2- the correct way to do the demonstration as he intended, is to remove the resistors and to use the voltmeter leads only. Just fix two points in air, and change the positioning of the voltmeter leads between them to show path dependency and the non-conservative nature in AC fields. Unfortunately, connecting the two points by any wire will build up a conservative voltage difference due to charge accumulation on the wire ends, which may deteriorate the results. The conservative counterpart can be demonstrated in the vicinity of some static charge to show the nature of the conservative field.
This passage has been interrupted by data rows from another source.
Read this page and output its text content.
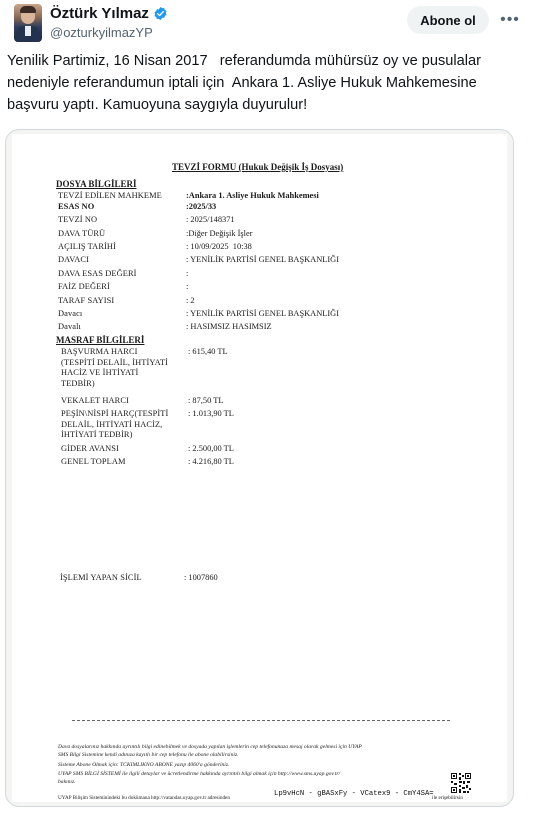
Öztürk Yılmaz
@ozturkyilmazYP
Abone ol	•••
Yenilik Partimiz, 16 Nisan 2017   referandumda mühürsüz oy ve pusulalar nedeniyle referandumun iptali için  Ankara 1. Asliye Hukuk Mahkemesine başvuru yaptı. Kamuoyuna saygıyla duyurulur!
TEVZİ FORMU (Hukuk Değişik İş Dosyası)
DOSYA BİLGİLERİ
TEVZİ EDİLEN MAHKEME	:Ankara 1. Asliye Hukuk Mahkemesi
ESAS NO	:2025/33
TEVZİ NO	: 2025/148371
DAVA TÜRÜ	:Diğer Değişik İşler
AÇILIŞ TARİHİ	: 10/09/2025  10:38
DAVACI	: YENİLİK PARTİSİ GENEL BAŞKANLIĞI
DAVA ESAS DEĞERİ	:
FAİZ DEĞERİ	:
TARAF SAYISI	: 2
Davacı	: YENİLİK PARTİSİ GENEL BAŞKANLIĞI
Davalı	: HASIMSIZ HASIMSIZ
MASRAF BİLGİLERİ
BAŞVURMA HARCI
(TESPİTİ DELAİL, İHTİYATİ
HACİZ VE İHTİYATİ
TEDBİR)
: 615,40 TL
VEKALET HARCI	: 87,50 TL
PEŞİN\NİSPİ HARÇ(TESPİTİ
DELAİL, İHTİYATİ HACİZ,
İHTİYATİ TEDBİR)
: 1.013,90 TL
GİDER AVANSI	: 2.500,00 TL
GENEL TOPLAM	: 4.216,80 TL
İŞLEMİ YAPAN SİCİL	: 1007860
Dava dosyalarınız hakkında ayrıntılı bilgi edinebilmek ve dosyada yapılan işlemlerin cep telefonunuza mesaj olarak gelmesi için UYAP
SMS Bilgi Sistemine kendi adınıza kayıtlı bir cep telefonu ile abone olabilirsiniz.
Sisteme Abone Olmak için: TCKIMLIKNO ABONE yazıp 4060'a gönderiniz.
UYAP SMS BİLGİ SİSTEMİ ile ilgili detaylar ve ücretlendirme hakkında ayrıntılı bilgi almak için http://www.sms.uyap.gov.tr/
bakınız.
UYAP Bilişim Sisteminindeki bu dokümana http://vatandas.uyap.gov.tr adresinden	Lp9vHcN - gBASxFy - VCatex9 - CmY4SA=
ile erişebilirsin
Doing it using a DC circuit, then translating into AC case involving a voltmeter used out of its natural scope of usage, is very confusing even to the demonstrator himself.

In short, "Lewin does not measure what he claims to measure in the demonstration".

Answer 7

And... six years later I saw the video, but there is something about the interpretation that can't be right. Let's think that the two voltmeter are exactly in the same point, "red lead one" almost touching "red lead" of meter 2, and the same for black leads, even cross them if you want. How each meter is going to know what path it has to measure? They are not intelligent not talk to each other, so each should pick up a path just by chance. So, it would be expected to see 4 possible results: (path 1, path 1), (path 1, path 2), (path 2, path 1), (path 2, path 2), or even worst, they could be changing from one path to the other, why not?. Reality is not like that, so there is something wrong with the explanation. Each piece wire provides electrons to be accelerated by the induced electric field, so, assuming that the resistors are physically small (and are not good conductors), all the accelerated electrons are coming only from the wire, each inch count, so the "misisng volt" has to be on the wire between the lead from the meters. I bet that if a third meter were installed between the "plus or red" leads of the meters one and two (assuming negative been in touch), we were able to read it.